Sin lugar a dudas, la selección hecha por su Dirección Artística es representativa del estado de nuestra escena y las únicas posibles ausencias son las del Grupo Teatral Tehuantepec, que canceló a última hora la presentación de Oscura Ventana, y de alguna producción del Programa Nacional de Teatro Escolar.
En el primer caso, se trata de la última puesta en escena del director más brillante y consistente de los últimos años en el ámbito del Teatro Regional: Marco Petríz; en el segundo, del legítimo pudor de las autoridades del INBA frente a la posibilidad de acaparar la Muestra con obras que, de entrada, tienen condiciones infinitamente mejores que el resto de la producción teatral en los estados.
Sin embargo, el PNTE elige para su puesta en marcha a los grupos y creadores más destacados de cada entidad, y su presencia se hace necesaria en una Muestra que no es exclusiva del teatro independiente. Por lo demás, la Dirección Artística ha establecido un criterio único e indiscutible para la programación: la calidad, y no ha tenido reservas este año para incluir diez producciones provenientes del Distrito Federal (37%); cantidad que inquietó a aquellos que recuerdan el origen de la MNT como un encuentro del teatro de los estados.
Significativa sí es, en este orden de ideas, la ausencia total de producciones de los teatros otorgados en comodato por la Convocatoria Nacional Teatros para la Comunidad Teatral después de dos años y medio de trabajo.
Ubú Rey, Inútil presentarse sin cumplir los requisitos, Historias con Ruidito, El Libro de buen Amor, Las historias que se cuentan los hermanos siameses y Las tremendas aventuras de la Capitana Gazpacho, junto con los espectáculos reseñados en nuestra entrega anterior, formaron la sección chilanga caracterizada por la ligereza del tono, el humor desenfadado y los formatos pequeños.

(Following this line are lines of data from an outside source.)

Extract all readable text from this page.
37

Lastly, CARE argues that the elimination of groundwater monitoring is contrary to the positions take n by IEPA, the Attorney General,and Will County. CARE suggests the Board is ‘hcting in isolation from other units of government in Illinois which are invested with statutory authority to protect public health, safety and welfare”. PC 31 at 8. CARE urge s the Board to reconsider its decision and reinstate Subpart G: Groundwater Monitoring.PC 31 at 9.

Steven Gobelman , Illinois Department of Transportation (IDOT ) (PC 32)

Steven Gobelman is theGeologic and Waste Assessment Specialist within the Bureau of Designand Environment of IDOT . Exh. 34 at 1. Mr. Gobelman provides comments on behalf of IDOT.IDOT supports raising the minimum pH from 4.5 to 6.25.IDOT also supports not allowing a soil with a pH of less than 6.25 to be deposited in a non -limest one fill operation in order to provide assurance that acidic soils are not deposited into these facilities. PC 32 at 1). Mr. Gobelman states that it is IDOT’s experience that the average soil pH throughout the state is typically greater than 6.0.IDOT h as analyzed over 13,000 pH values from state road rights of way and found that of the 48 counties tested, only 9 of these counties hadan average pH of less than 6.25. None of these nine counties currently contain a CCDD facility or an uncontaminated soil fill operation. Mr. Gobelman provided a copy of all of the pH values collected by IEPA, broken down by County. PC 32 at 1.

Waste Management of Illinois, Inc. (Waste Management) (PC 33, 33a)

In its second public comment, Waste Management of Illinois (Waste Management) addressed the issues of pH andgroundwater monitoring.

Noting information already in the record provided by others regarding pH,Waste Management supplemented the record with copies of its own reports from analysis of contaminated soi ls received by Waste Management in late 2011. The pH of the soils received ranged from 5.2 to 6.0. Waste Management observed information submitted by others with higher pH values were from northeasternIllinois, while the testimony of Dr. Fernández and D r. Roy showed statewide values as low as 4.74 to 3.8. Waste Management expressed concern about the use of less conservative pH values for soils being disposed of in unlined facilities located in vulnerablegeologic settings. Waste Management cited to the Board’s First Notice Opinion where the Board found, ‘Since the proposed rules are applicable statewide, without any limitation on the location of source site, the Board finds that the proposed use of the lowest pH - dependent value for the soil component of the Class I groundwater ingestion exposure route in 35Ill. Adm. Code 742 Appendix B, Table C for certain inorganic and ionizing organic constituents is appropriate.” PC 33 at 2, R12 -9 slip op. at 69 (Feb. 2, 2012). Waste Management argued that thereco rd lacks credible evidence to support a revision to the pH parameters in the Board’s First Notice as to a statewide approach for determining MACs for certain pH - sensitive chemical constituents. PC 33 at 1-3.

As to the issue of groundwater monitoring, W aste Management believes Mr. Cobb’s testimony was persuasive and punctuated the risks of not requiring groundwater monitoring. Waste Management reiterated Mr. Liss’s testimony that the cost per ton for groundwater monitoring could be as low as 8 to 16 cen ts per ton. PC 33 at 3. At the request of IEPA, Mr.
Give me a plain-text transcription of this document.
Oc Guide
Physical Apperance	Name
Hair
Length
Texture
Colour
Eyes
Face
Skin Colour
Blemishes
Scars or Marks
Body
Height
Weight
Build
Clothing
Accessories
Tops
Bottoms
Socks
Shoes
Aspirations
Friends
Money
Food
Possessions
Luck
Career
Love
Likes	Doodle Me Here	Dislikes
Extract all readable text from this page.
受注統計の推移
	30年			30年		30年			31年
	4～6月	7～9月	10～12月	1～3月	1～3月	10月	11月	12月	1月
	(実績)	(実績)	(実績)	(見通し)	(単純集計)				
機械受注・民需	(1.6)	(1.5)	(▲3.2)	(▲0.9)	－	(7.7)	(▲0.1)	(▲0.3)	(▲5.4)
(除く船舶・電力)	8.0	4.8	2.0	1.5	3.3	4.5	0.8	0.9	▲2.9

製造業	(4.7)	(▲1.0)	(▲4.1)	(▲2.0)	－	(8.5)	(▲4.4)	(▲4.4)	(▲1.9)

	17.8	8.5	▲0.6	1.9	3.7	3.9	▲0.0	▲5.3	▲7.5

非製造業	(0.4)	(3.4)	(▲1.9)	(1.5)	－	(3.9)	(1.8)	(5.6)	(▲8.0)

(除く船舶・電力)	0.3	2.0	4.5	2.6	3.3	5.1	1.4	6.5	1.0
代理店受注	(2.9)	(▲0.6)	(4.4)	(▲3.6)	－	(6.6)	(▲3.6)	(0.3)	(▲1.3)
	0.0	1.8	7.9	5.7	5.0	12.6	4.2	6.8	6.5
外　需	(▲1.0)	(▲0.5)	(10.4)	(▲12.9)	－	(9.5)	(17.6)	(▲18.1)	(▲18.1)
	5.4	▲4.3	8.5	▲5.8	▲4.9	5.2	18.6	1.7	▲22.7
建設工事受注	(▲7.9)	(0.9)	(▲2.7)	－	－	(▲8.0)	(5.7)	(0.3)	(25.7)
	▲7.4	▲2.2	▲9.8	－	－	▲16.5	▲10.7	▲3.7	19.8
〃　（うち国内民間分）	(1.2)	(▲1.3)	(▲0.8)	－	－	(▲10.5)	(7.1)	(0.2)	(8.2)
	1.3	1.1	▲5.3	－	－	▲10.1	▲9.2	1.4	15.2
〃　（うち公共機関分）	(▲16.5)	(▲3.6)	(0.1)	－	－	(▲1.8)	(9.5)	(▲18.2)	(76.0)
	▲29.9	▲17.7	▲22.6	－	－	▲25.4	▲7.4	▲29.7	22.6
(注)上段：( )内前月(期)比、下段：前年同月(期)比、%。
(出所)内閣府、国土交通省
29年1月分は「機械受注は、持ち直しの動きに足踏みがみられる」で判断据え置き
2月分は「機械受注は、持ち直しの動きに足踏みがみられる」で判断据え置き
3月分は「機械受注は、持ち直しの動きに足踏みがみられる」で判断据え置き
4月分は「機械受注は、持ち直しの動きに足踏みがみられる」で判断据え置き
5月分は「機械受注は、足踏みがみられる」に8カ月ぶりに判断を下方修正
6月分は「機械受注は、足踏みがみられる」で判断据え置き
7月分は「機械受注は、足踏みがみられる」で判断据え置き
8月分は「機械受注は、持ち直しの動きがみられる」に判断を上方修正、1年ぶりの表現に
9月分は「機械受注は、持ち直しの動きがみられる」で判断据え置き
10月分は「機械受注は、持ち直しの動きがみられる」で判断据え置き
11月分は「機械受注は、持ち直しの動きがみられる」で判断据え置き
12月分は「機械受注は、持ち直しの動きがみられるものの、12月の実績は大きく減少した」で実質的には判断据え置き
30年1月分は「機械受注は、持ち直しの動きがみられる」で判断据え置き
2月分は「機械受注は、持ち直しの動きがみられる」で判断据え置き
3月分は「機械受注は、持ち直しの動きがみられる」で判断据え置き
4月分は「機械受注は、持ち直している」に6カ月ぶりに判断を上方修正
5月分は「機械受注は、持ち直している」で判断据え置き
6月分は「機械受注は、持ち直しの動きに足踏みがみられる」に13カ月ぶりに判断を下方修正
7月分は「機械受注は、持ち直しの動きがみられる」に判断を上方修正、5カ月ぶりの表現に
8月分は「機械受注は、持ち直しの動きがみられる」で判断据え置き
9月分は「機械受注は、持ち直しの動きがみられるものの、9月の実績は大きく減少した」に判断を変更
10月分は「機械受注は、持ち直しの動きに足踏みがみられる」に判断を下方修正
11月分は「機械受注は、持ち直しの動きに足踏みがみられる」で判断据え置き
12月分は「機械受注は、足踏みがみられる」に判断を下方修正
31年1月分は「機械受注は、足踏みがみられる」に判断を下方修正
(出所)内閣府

Entre las obras provincianas, ninguna consigue un resultado redondo, a no ser por la xalapeña Juan Volado, ya comentada en esta columna. Desafortunadamente, este cronista no pudo asistir al único espectáculo capaz de levantar una polémica: la sonorense Agua pasa por mi casa de Sergio Galindo. Para unos se trata de una obra maestra de corte regionalista, para otros de un esquech insoportable después de los primeros quince minutos.